The law does not apply to certain categories of employees, including employees of the State of Indiana and political subdivisions. The law also does not have any effect on union collective bargaining agreements that were in effect as of March 14, 2012, as they were “grandfathered” under the law.

The Indiana Supreme Court’s Decision

The Indiana Constitution provides that no person’s services can be demanded without “just compensation.” The International Union of Operating Engineers, Local 150, AFL-CIO argued that the right-to-work law is effectively a demand by the State of Indiana that unions represent all workers, whether they pay dues or not and thus violates the constitutional provision. In response, the State argued that it is not demanding anything from any union because unions can choose not to be exclusive. The court agreed with the State’s position, concluding that “[a]ny compulsion to provide services does not constitute a demand made by the State of Indiana.” Rather, quoting the Seventh Circuit’s recent decision, the court recognized that “[b]ecause it is federal law that provides a duty of fair representation, Indiana’s right-to-work statute does not ‘take’ property from the Union.”

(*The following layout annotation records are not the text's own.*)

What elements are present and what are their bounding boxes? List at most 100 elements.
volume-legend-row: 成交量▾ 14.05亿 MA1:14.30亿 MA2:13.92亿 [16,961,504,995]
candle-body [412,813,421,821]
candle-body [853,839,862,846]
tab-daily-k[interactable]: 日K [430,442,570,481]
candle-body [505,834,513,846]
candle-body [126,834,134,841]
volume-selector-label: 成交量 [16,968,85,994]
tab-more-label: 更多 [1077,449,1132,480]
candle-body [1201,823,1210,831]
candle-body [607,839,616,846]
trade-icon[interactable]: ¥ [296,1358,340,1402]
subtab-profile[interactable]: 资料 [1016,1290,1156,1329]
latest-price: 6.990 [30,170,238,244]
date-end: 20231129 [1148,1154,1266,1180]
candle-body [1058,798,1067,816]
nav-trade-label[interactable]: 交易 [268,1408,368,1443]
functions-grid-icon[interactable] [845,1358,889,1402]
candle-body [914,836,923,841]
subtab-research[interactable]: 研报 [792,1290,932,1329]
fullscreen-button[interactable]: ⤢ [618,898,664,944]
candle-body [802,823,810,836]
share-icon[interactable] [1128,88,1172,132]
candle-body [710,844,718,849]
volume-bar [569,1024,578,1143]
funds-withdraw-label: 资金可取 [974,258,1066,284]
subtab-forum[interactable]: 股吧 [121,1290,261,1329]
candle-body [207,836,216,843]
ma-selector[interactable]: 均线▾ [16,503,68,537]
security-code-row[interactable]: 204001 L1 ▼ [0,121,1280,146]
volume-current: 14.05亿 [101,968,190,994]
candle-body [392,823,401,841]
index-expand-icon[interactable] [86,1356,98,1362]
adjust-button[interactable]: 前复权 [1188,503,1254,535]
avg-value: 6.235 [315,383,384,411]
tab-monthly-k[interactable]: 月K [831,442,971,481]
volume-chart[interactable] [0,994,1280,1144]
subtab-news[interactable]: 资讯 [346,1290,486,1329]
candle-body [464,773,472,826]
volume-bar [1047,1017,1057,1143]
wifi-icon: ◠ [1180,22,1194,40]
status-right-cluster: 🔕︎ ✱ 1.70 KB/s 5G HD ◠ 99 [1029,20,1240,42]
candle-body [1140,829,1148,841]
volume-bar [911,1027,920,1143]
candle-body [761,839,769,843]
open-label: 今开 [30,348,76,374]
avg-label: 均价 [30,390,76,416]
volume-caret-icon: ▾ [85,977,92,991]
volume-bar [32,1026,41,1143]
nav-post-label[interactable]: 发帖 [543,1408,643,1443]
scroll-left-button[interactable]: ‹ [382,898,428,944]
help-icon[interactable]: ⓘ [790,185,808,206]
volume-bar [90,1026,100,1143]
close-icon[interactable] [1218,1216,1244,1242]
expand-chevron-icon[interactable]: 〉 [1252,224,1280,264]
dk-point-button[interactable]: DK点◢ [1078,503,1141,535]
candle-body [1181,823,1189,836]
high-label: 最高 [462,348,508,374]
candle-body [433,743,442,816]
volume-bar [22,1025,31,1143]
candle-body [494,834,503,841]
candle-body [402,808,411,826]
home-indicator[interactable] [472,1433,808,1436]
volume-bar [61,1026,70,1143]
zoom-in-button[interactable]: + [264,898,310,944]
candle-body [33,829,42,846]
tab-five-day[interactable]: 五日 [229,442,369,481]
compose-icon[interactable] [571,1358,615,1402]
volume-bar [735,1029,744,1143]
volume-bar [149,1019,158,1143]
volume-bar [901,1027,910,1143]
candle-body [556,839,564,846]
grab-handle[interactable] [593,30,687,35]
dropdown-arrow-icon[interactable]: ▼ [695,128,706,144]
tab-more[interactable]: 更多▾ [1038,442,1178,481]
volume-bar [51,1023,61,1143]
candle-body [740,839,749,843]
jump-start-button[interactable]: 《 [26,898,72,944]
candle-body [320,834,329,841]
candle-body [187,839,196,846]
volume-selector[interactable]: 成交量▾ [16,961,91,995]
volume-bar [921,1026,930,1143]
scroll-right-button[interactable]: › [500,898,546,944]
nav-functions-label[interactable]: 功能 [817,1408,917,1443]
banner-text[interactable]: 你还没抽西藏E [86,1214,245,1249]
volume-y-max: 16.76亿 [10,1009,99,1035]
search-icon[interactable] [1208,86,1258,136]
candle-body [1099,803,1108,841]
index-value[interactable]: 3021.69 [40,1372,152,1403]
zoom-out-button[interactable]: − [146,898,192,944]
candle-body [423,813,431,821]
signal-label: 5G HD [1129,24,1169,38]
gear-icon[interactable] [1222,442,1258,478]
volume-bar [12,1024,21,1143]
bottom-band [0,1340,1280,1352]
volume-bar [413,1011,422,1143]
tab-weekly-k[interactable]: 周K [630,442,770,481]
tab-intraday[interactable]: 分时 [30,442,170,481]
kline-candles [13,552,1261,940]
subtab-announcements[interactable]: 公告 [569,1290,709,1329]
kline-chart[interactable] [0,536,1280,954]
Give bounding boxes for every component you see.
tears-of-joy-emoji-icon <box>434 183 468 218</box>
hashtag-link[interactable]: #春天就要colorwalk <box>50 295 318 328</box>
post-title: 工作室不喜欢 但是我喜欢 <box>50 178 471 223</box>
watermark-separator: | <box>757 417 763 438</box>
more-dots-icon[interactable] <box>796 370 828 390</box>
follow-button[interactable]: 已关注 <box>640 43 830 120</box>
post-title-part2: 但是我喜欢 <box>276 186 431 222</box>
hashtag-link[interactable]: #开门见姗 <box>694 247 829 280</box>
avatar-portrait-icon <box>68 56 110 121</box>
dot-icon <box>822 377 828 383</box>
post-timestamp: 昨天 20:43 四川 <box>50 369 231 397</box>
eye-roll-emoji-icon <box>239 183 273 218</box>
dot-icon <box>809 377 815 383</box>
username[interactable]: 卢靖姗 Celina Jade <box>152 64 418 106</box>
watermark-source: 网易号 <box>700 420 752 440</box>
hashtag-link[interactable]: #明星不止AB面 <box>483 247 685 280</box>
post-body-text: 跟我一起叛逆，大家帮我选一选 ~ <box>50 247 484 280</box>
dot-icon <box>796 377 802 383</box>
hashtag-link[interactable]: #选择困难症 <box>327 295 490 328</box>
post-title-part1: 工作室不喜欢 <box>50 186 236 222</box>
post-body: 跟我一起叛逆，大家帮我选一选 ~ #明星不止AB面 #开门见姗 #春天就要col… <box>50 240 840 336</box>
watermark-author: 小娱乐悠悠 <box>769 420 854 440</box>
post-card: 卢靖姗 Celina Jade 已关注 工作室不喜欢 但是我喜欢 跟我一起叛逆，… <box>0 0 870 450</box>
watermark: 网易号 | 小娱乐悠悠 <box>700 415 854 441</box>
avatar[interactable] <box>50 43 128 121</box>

Insights for Indiana Employers

The Indiana Supreme Court’s unanimous decision upholding the state right-to-work law is welcome news for Indiana employers. Barring an additional appeal and reversal of the current court rulings, which seems unlikely at this point, Indiana is now one of 24 states with a right-to-work law. Moving forward, Indiana employers will need to be mindful of the right-to-work law in negotiating new or successor union agreements. Employers should consult with their legal counsel regarding bargaining obligations and the specific impact of the right-to-work law on “union security” provisions in any collective bargaining agreements. It remains to be seen how unions will address this issue during negotiations.

Both unionized and non-unionized Indiana employers should also keep in mind that the right-to-work law does not prevent unionization. Indeed, unions continue to organize and represent employees, and have a significant impact on employers, in many of the 23 states which already have right-to-work laws.